More money, more pollution
Researchers have long known that CO2 emissions are closely linked to income. “Higher per capita income usually means higher per capita emissions,” said Justin Caron, an environmental economist and professor at HEC Montreal, the University of Montreal’s business school.
“It’s not true for other pollutants,” he added. “Rich countries are generally cleaner in other areas, have cleaner water and air, but that does not apply to CO2.”
This is partly because wealthier people consume more: they buy more goods, own more cars, have bigger houses that need more energy to heat and cool. Carbon emissions are effectively embedded in much of the global economy, so consuming in general is comparable to polluting.
But some particularly polluting activities remain the province of the global empires. Top of the list: international air travel, which, if it were a country, would be the eighth largest emitter in the world.
Although flying has become more democratized in recent years, “aviation remains the preserve of people with high incomes,” the UN said. A study last month in the journal Global Environmental Change found that only 2% to 4% of the world’s residents boarded an international flight in 2018, and half of all emissions from commercial flights come from 1% of the world’s population. (This does not apply to private flights, which pollute even more intensively.)
“Per capita emissions are yet another manifestation of the massive inequality that is a fact in our society and that we need to address,” said Taryn Fransen, a senior fellow at the World Resources Institute’s Global Climate Program.
Inequality is also a fact in the richest countries that pollute the most. (Nearly 80% of global emissions came from G20 member states, the UN said.) For example, a US household earning more than $ 150,000 has a carbon footprint four times that of a household that is only Earns $ 9,000.
If there is a silver lining to these numbers, it could be the opportunity to tackle both climate disruption and economic inequality in one fell swoop.
Economists’ favorite tool for this is one, making the most polluting activities (such as flying) much more expensive and therefore less popular. Leading Thomas Piketty has proposed solutions such as taxing airline tickets or creating a global fund for climate recovery projects, with the biggest polluters contributing the most.
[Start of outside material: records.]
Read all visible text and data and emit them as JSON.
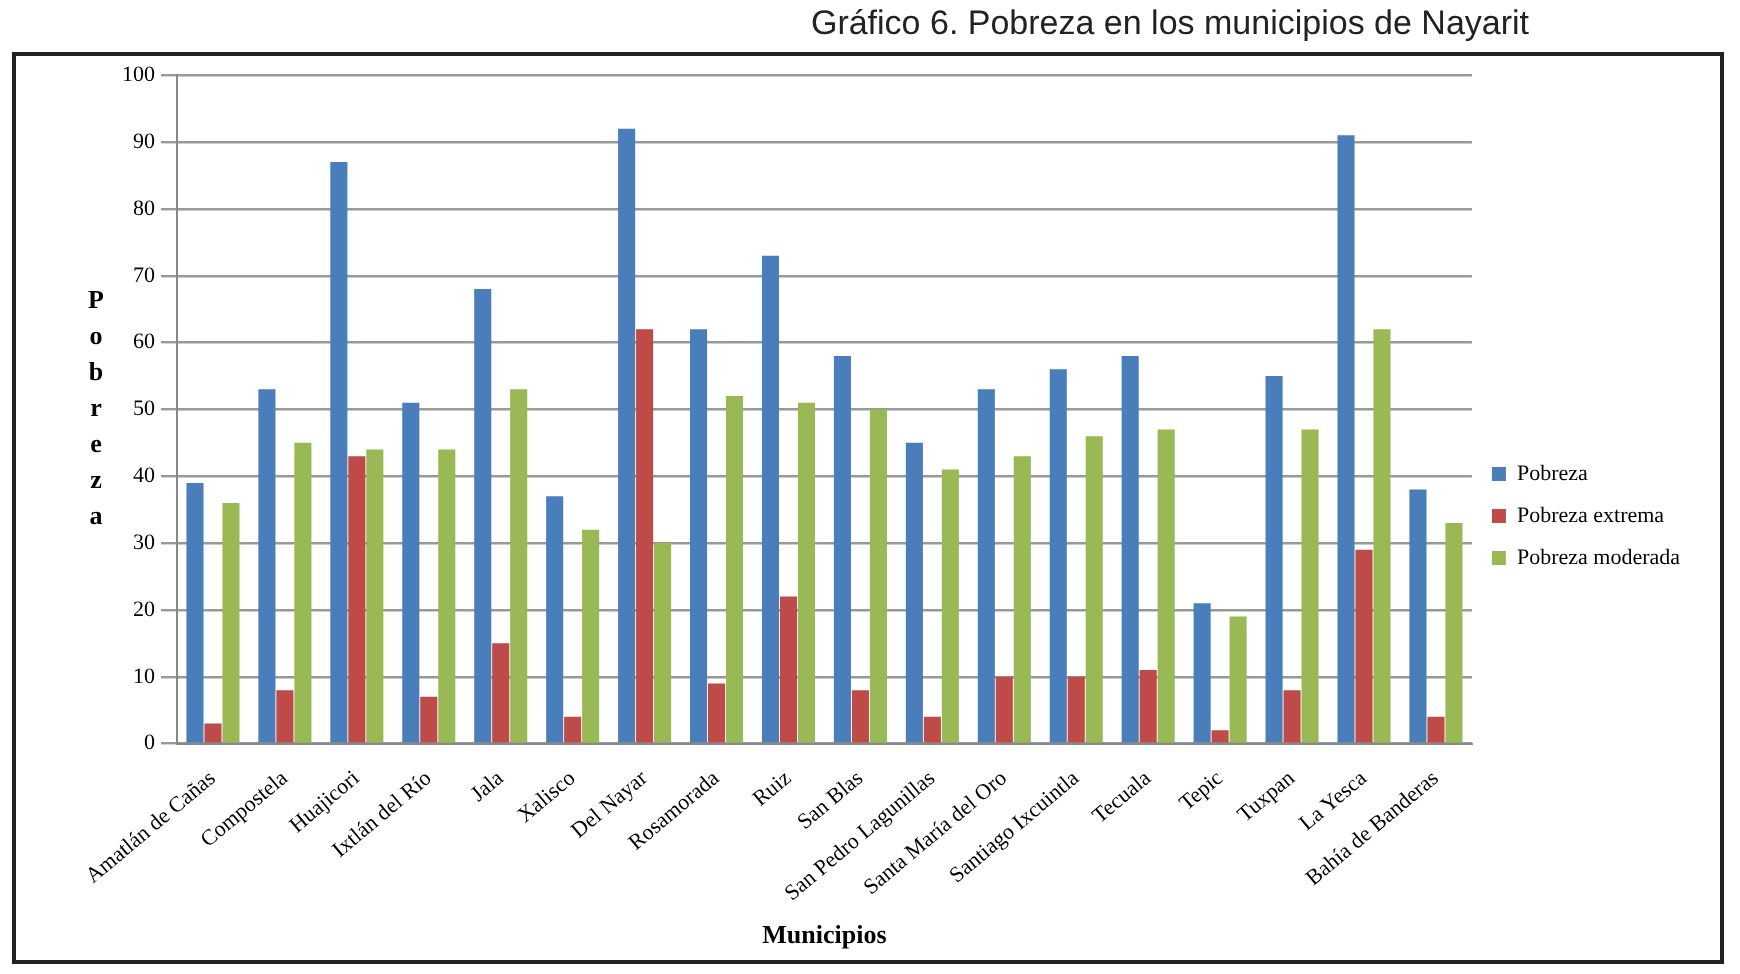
{
  "chart_data": {
    "type": "bar",
    "title": "Gráfico 6. Pobreza en los municipios de Nayarit",
    "xlabel": "Municipios",
    "ylabel": "Pobreza",
    "categories": [
      "Amatlán de Cañas",
      "Compostela",
      "Huajicori",
      "Ixtlán del Río",
      "Jala",
      "Xalisco",
      "Del Nayar",
      "Rosamorada",
      "Ruiz",
      "San Blas",
      "San Pedro Lagunillas",
      "Santa María del Oro",
      "Santiago Ixcuintla",
      "Tecuala",
      "Tepic",
      "Tuxpan",
      "La Yesca",
      "Bahía de Banderas"
    ],
    "series": [
      {
        "name": "Pobreza",
        "color": "#4a7ebb",
        "values": [
          39,
          53,
          87,
          51,
          68,
          37,
          92,
          62,
          73,
          58,
          45,
          53,
          56,
          58,
          21,
          55,
          91,
          38
        ]
      },
      {
        "name": "Pobreza extrema",
        "color": "#be4b48",
        "values": [
          3,
          8,
          43,
          7,
          15,
          4,
          62,
          9,
          22,
          8,
          4,
          10,
          10,
          11,
          2,
          8,
          29,
          4
        ]
      },
      {
        "name": "Pobreza moderada",
        "color": "#98b954",
        "values": [
          36,
          45,
          44,
          44,
          53,
          32,
          30,
          52,
          51,
          50,
          41,
          43,
          46,
          47,
          19,
          47,
          62,
          33
        ]
      }
    ],
    "ylim": [
      0,
      100
    ],
    "yticks": [
      0,
      10,
      20,
      30,
      40,
      50,
      60,
      70,
      80,
      90,
      100
    ],
    "grid": "y",
    "legend": "right"
  }
}
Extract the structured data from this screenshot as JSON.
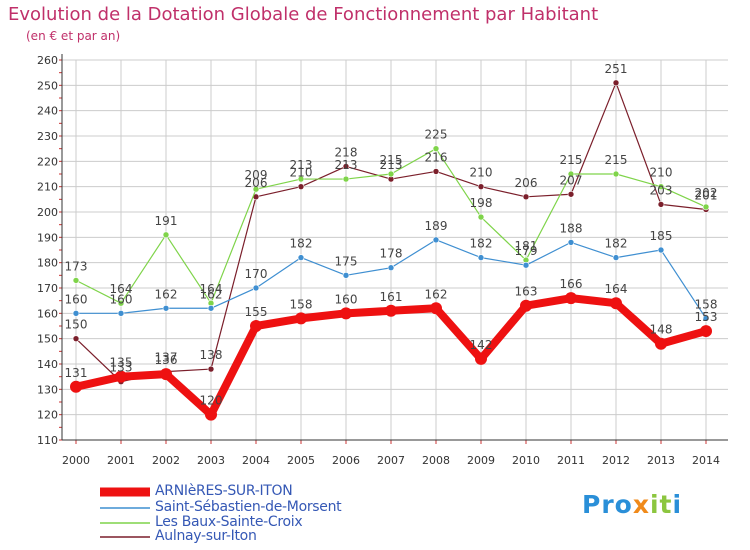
{
  "header": {
    "title": "Evolution de la Dotation Globale de Fonctionnement par Habitant",
    "subtitle": "(en € et par an)"
  },
  "logo": {
    "text": "Proxiti",
    "part1": "Pro",
    "part2": "x",
    "part3": "it",
    "part4": "i"
  },
  "colors": {
    "title": "#c0306a",
    "legend_text": "#3558b5",
    "grid": "#cccccc",
    "axis": "#333333"
  },
  "chart_data": {
    "type": "line",
    "title": "Evolution de la Dotation Globale de Fonctionnement par Habitant",
    "subtitle": "(en € et par an)",
    "xlabel": "",
    "ylabel": "",
    "x": [
      "2000",
      "2001",
      "2002",
      "2003",
      "2004",
      "2005",
      "2006",
      "2007",
      "2008",
      "2009",
      "2010",
      "2011",
      "2012",
      "2013",
      "2014"
    ],
    "ylim": [
      110,
      260
    ],
    "yticks": [
      "110",
      "120",
      "130",
      "140",
      "150",
      "160",
      "170",
      "180",
      "190",
      "200",
      "210",
      "220",
      "230",
      "240",
      "250",
      "260"
    ],
    "grid": true,
    "legend_position": "bottom-left",
    "series": [
      {
        "name": "Aulnay-sur-Iton",
        "color": "#7b1f2b",
        "width": "thin",
        "values": [
          150,
          133,
          137,
          138,
          206,
          210,
          218,
          213,
          216,
          210,
          206,
          207,
          251,
          203,
          201
        ],
        "labels": [
          "150",
          "133",
          "137",
          "138",
          "206",
          "210",
          "218",
          "213",
          "216",
          "210",
          "206",
          "207",
          "251",
          "203",
          "201"
        ]
      },
      {
        "name": "Les Baux-Sainte-Croix",
        "color": "#7fd44a",
        "width": "thin",
        "values": [
          173,
          164,
          191,
          164,
          209,
          213,
          213,
          215,
          225,
          198,
          181,
          215,
          215,
          210,
          202
        ],
        "labels": [
          "173",
          "164",
          "191",
          "164",
          "209",
          "213",
          "213",
          "215",
          "225",
          "198",
          "181",
          "215",
          "215",
          "210",
          "202"
        ]
      },
      {
        "name": "Saint-Sébastien-de-Morsent",
        "color": "#3f8fd1",
        "width": "thin",
        "values": [
          160,
          160,
          162,
          162,
          170,
          182,
          175,
          178,
          189,
          182,
          179,
          188,
          182,
          185,
          158
        ],
        "labels": [
          "160",
          "160",
          "162",
          "162",
          "170",
          "182",
          "175",
          "178",
          "189",
          "182",
          "179",
          "188",
          "182",
          "185",
          "158"
        ]
      },
      {
        "name": "ARNIèRES-SUR-ITON",
        "color": "#ee1111",
        "width": "thick",
        "values": [
          131,
          135,
          136,
          120,
          155,
          158,
          160,
          161,
          162,
          142,
          163,
          166,
          164,
          148,
          153
        ],
        "labels": [
          "131",
          "135",
          "136",
          "120",
          "155",
          "158",
          "160",
          "161",
          "162",
          "142",
          "163",
          "166",
          "164",
          "148",
          "153"
        ]
      }
    ],
    "legend": [
      {
        "name": "ARNIèRES-SUR-ITON",
        "color": "#ee1111",
        "width": "thick"
      },
      {
        "name": "Saint-Sébastien-de-Morsent",
        "color": "#3f8fd1",
        "width": "thin"
      },
      {
        "name": "Les Baux-Sainte-Croix",
        "color": "#7fd44a",
        "width": "thin"
      },
      {
        "name": "Aulnay-sur-Iton",
        "color": "#7b1f2b",
        "width": "thin"
      }
    ]
  }
}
The UN report focuses on the importance of lifestyle change: choosing less polluting modes of transport, such as bicycles, trains and buses, and switching to plant-based diets. However, large numbers of people are unlikely to voluntarily change their consumption patterns without help from the governments and businesses that encouraged those patterns in the first place.
“People don’t drive a car because they want a carbon-intensive lifestyle – people drive a car because that’s the access to transportation that our society provides,” said Fransen. “It is the responsibility of policymakers to support alternatives that give people the goods they need without destroying the climate.”
Policymakers have not historically done this, because the rich people who pollute the most also have the greatest ability to shape economic and environmental policies. This year’s economic crash could jump-start climate action by encouraging environmentally-friendly investment – for example, by financing a major expansion of public transport, which has been hit unprecedented by COVID-19, or by adding cycling infrastructure. Lawmakers could also make financial support for polluting industries conditional on the achievement of environmental goals.
Too few countries have done that, the UN says, opting instead to double up on polluting industries. While the decline in the number of air travel during the pandemic, for example, can be seen as oneFor the planet, the US and most countries of the European Union have rescued airlines with no environmental requirements, although the deal with the US also included protection for temporary workers.
Changing social norms can also play a role, albeit a minor one. If large numbers of people continue to work and do business at Zoom from home after the pandemic, instead of flying, this could have an impact.
“At one point or another, air travel is the most CO2 intensive activity we do,” said Caron. “Every dent in it can have a long-lasting positive effect.”